Richard uses the perfect word here: paralysis. I had the idea for this website more than two years ago, and yet I could never bring myself to actually start the damn thing. I second-guessed myself so often — “Who would possibly care what I have to say?” “Do I even have anything to say?” “Why don’t I just leave it to someone else? Someone smarter.” — to the point where I was almost content with daydreaming about what my website could be rather than actually realizing it. Imagining the site was exciting, but if I started it and failed, I would only have disappointment to show for it.
Richard quotes Robb Wolf, author of The Paleo Solution:
Oftentimes people strive to be perfect just so they can “fail” and give up.
Most of the time, perfection is unattainable. After years of excuses, I finally told myself there would be no “perfect” time to start a website. If you spend all your time waiting for the perfect opportunity to try something new, you’ll probably be waiting a very long time.

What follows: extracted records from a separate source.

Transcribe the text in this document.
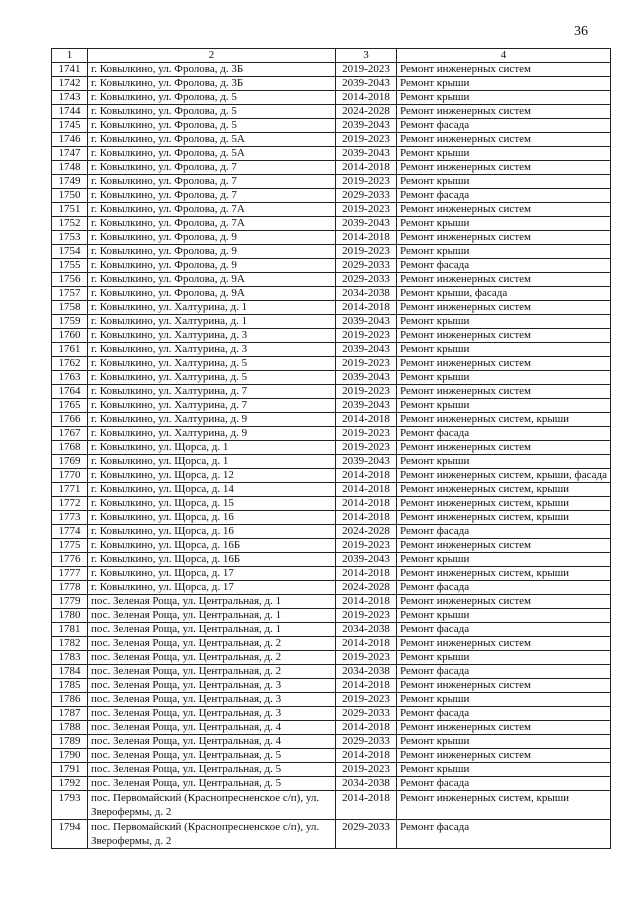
36
1	2	3	4
1741	г. Ковылкино, ул. Фролова, д. 3Б	2019-2023	Ремонт инженерных систем
1742	г. Ковылкино, ул. Фролова, д. 3Б	2039-2043	Ремонт крыши
1743	г. Ковылкино, ул. Фролова, д. 5	2014-2018	Ремонт крыши
1744	г. Ковылкино, ул. Фролова, д. 5	2024-2028	Ремонт инженерных систем
1745	г. Ковылкино, ул. Фролова, д. 5	2039-2043	Ремонт фасада
1746	г. Ковылкино, ул. Фролова, д. 5А	2019-2023	Ремонт инженерных систем
1747	г. Ковылкино, ул. Фролова, д. 5А	2039-2043	Ремонт крыши
1748	г. Ковылкино, ул. Фролова, д. 7	2014-2018	Ремонт инженерных систем
1749	г. Ковылкино, ул. Фролова, д. 7	2019-2023	Ремонт крыши
1750	г. Ковылкино, ул. Фролова, д. 7	2029-2033	Ремонт фасада
1751	г. Ковылкино, ул. Фролова, д. 7А	2019-2023	Ремонт инженерных систем
1752	г. Ковылкино, ул. Фролова, д. 7А	2039-2043	Ремонт крыши
1753	г. Ковылкино, ул. Фролова, д. 9	2014-2018	Ремонт инженерных систем
1754	г. Ковылкино, ул. Фролова, д. 9	2019-2023	Ремонт крыши
1755	г. Ковылкино, ул. Фролова, д. 9	2029-2033	Ремонт фасада
1756	г. Ковылкино, ул. Фролова, д. 9А	2029-2033	Ремонт инженерных систем
1757	г. Ковылкино, ул. Фролова, д. 9А	2034-2038	Ремонт крыши, фасада
1758	г. Ковылкино, ул. Халтурина, д. 1	2014-2018	Ремонт инженерных систем
1759	г. Ковылкино, ул. Халтурина, д. 1	2039-2043	Ремонт крыши
1760	г. Ковылкино, ул. Халтурина, д. 3	2019-2023	Ремонт инженерных систем
1761	г. Ковылкино, ул. Халтурина, д. 3	2039-2043	Ремонт крыши
1762	г. Ковылкино, ул. Халтурина, д. 5	2019-2023	Ремонт инженерных систем
1763	г. Ковылкино, ул. Халтурина, д. 5	2039-2043	Ремонт крыши
1764	г. Ковылкино, ул. Халтурина, д. 7	2019-2023	Ремонт инженерных систем
1765	г. Ковылкино, ул. Халтурина, д. 7	2039-2043	Ремонт крыши
1766	г. Ковылкино, ул. Халтурина, д. 9	2014-2018	Ремонт инженерных систем, крыши
1767	г. Ковылкино, ул. Халтурина, д. 9	2019-2023	Ремонт фасада
1768	г. Ковылкино, ул. Щорса, д. 1	2019-2023	Ремонт инженерных систем
1769	г. Ковылкино, ул. Щорса, д. 1	2039-2043	Ремонт крыши
1770	г. Ковылкино, ул. Щорса, д. 12	2014-2018	Ремонт инженерных систем, крыши, фасада
1771	г. Ковылкино, ул. Щорса, д. 14	2014-2018	Ремонт инженерных систем, крыши
1772	г. Ковылкино, ул. Щорса, д. 15	2014-2018	Ремонт инженерных систем, крыши
1773	г. Ковылкино, ул. Щорса, д. 16	2014-2018	Ремонт инженерных систем, крыши
1774	г. Ковылкино, ул. Щорса, д. 16	2024-2028	Ремонт фасада
1775	г. Ковылкино, ул. Щорса, д. 16Б	2019-2023	Ремонт инженерных систем
1776	г. Ковылкино, ул. Щорса, д. 16Б	2039-2043	Ремонт крыши
1777	г. Ковылкино, ул. Щорса, д. 17	2014-2018	Ремонт инженерных систем, крыши
1778	г. Ковылкино, ул. Щорса, д. 17	2024-2028	Ремонт фасада
1779	пос. Зеленая Роща, ул. Центральная, д. 1	2014-2018	Ремонт инженерных систем
1780	пос. Зеленая Роща, ул. Центральная, д. 1	2019-2023	Ремонт крыши
1781	пос. Зеленая Роща, ул. Центральная, д. 1	2034-2038	Ремонт фасада
1782	пос. Зеленая Роща, ул. Центральная, д. 2	2014-2018	Ремонт инженерных систем
1783	пос. Зеленая Роща, ул. Центральная, д. 2	2019-2023	Ремонт крыши
1784	пос. Зеленая Роща, ул. Центральная, д. 2	2034-2038	Ремонт фасада
1785	пос. Зеленая Роща, ул. Центральная, д. 3	2014-2018	Ремонт инженерных систем
1786	пос. Зеленая Роща, ул. Центральная, д. 3	2019-2023	Ремонт крыши
1787	пос. Зеленая Роща, ул. Центральная, д. 3	2029-2033	Ремонт фасада
1788	пос. Зеленая Роща, ул. Центральная, д. 4	2014-2018	Ремонт инженерных систем
1789	пос. Зеленая Роща, ул. Центральная, д. 4	2029-2033	Ремонт крыши
1790	пос. Зеленая Роща, ул. Центральная, д. 5	2014-2018	Ремонт инженерных систем
1791	пос. Зеленая Роща, ул. Центральная, д. 5	2019-2023	Ремонт крыши
1792	пос. Зеленая Роща, ул. Центральная, д. 5	2034-2038	Ремонт фасада
1793	пос. Первомайский (Краснопресненское с/п), ул. Зверофермы, д. 2	2014-2018	Ремонт инженерных систем, крыши
1794	пос. Первомайский (Краснопресненское с/п), ул. Зверофермы, д. 2	2029-2033	Ремонт фасада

Fear — both of failure and success — is a paralyzing force. If you remain paralyzed, you won’t fail, but you also won’t succeed. Starting is the hardest part. For me, it was one tiny little link post. That’s it. Just a block quote and barely a sentence of commentary. But it was enough to get me started, and the second post came much easier.
Once you’ve started, of course, you will have missteps. Richard has a great way of looking at these setbacks:
The path is always there. You can step off the path, you can go miles off, get hopelessly lost, and wander barefoot in the desert for forty years, but the path will remain, and you can always find your way back.

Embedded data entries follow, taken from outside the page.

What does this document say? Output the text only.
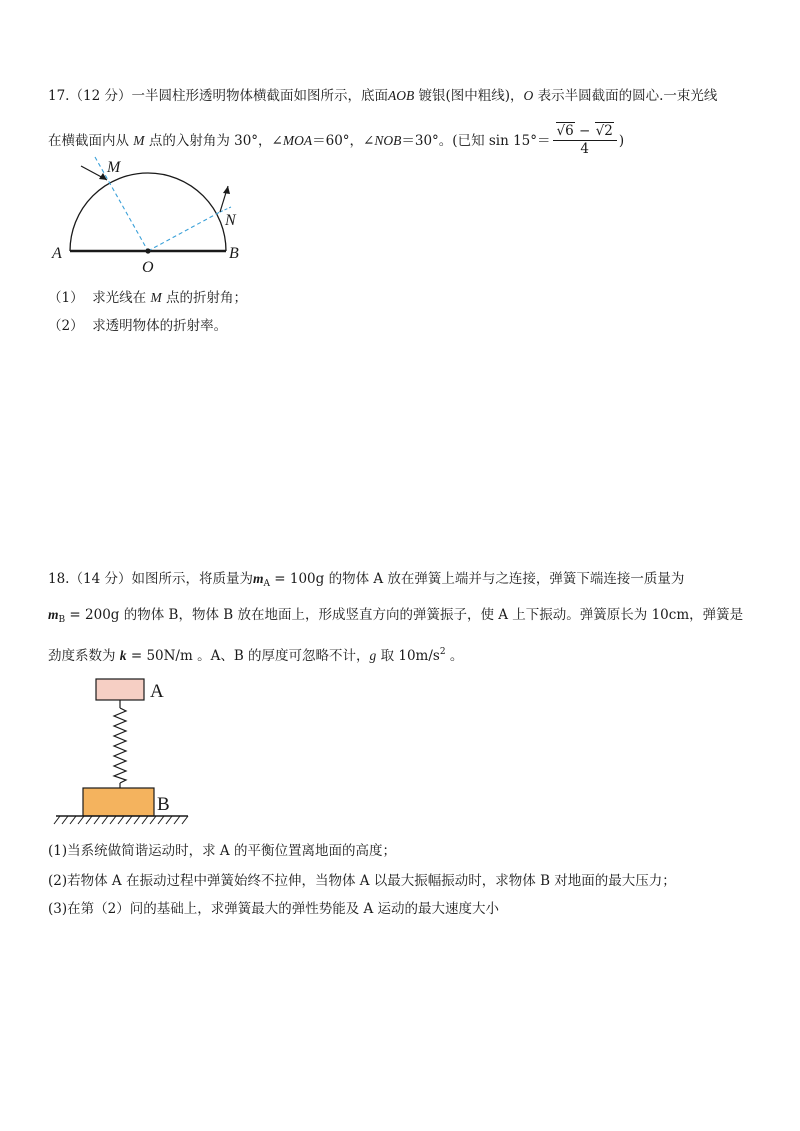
17.（12 分）一半圆柱形透明物体横截面如图所示，底面AOB 镀银(图中粗线)，O 表示半圆截面的圆心.一束光线
在横截面内从 M 点的入射角为 30°，∠MOA＝60°，∠NOB＝30°。(已知 $\sin 15^\circ= \frac{√6 - √2}{4}$ )
M
N
A
O
B
（1） 求光线在 M 点的折射角；
（2） 求透明物体的折射率。
18.（14 分）如图所示，将质量为$m_A = 100g$ 的物体 A 放在弹簧上端并与之连接，弹簧下端连接一质量为
$m_B = 200g$ 的物体 B，物体 B 放在地面上，形成竖直方向的弹簧振子，使 A 上下振动。弹簧原长为 10cm，弹簧是
劲度系数为 k = 50N/m 。A、B 的厚度可忽略不计，g 取 $10m/s^2$ 。
A
B
(1)当系统做简谐运动时，求 A 的平衡位置离地面的高度；
(2)若物体 A 在振动过程中弹簧始终不拉伸，当物体 A 以最大振幅振动时，求物体 B 对地面的最大压力；
(3)在第（2）问的基础上，求弹簧最大的弹性势能及 A 运动的最大速度大小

Again, this is essential, and it’s a comforting perspective that will help you sum up the courage to begin.
When people try to change their diet and eat healthy, and they accidentally eat a cookie at 10am, they think, “Damn. Welp, the day is shot. I’ll just start again tomorrow.”, which results in a day of junk food. There are two points here. The first is, yes, you can start again tomorrow. But starting over tomorrow everyday is not a path to success. The second point, and the better perspective to have, in my opinion, is that one cookie is not as bad as two, which aren’t as bad as three. This isn’t an excuse to have two cookies. Rather, if you step off the path, as Richard says, it’s important to recognize it immediately and step back on as soon as you can. It’s better to have one cookie than to eat an entire pizza for dinner. One unhealthy bite is better than one unhealthy meal.
Striving for perfection is a good way to go insane. Mark Sisson calls this the 80/20 Rule. The idea is that if you’re reaching your goals 80% of the time, you’re doing pretty damn well.
Even though 100% compliance isn’t the exact everyday expectation, 100% commitment is the intention.
In whatever it is you’re trying to achieve, you can’t be perfect all of the time. Missteps will happen. But if your commitment is strong, and you keep everything in perspective, it will be significantly easier to recognize that pesky 20% when it happens. You can always step back on the path; the key is, after that bite of cookie, are you going to do it tomorrow, or right now?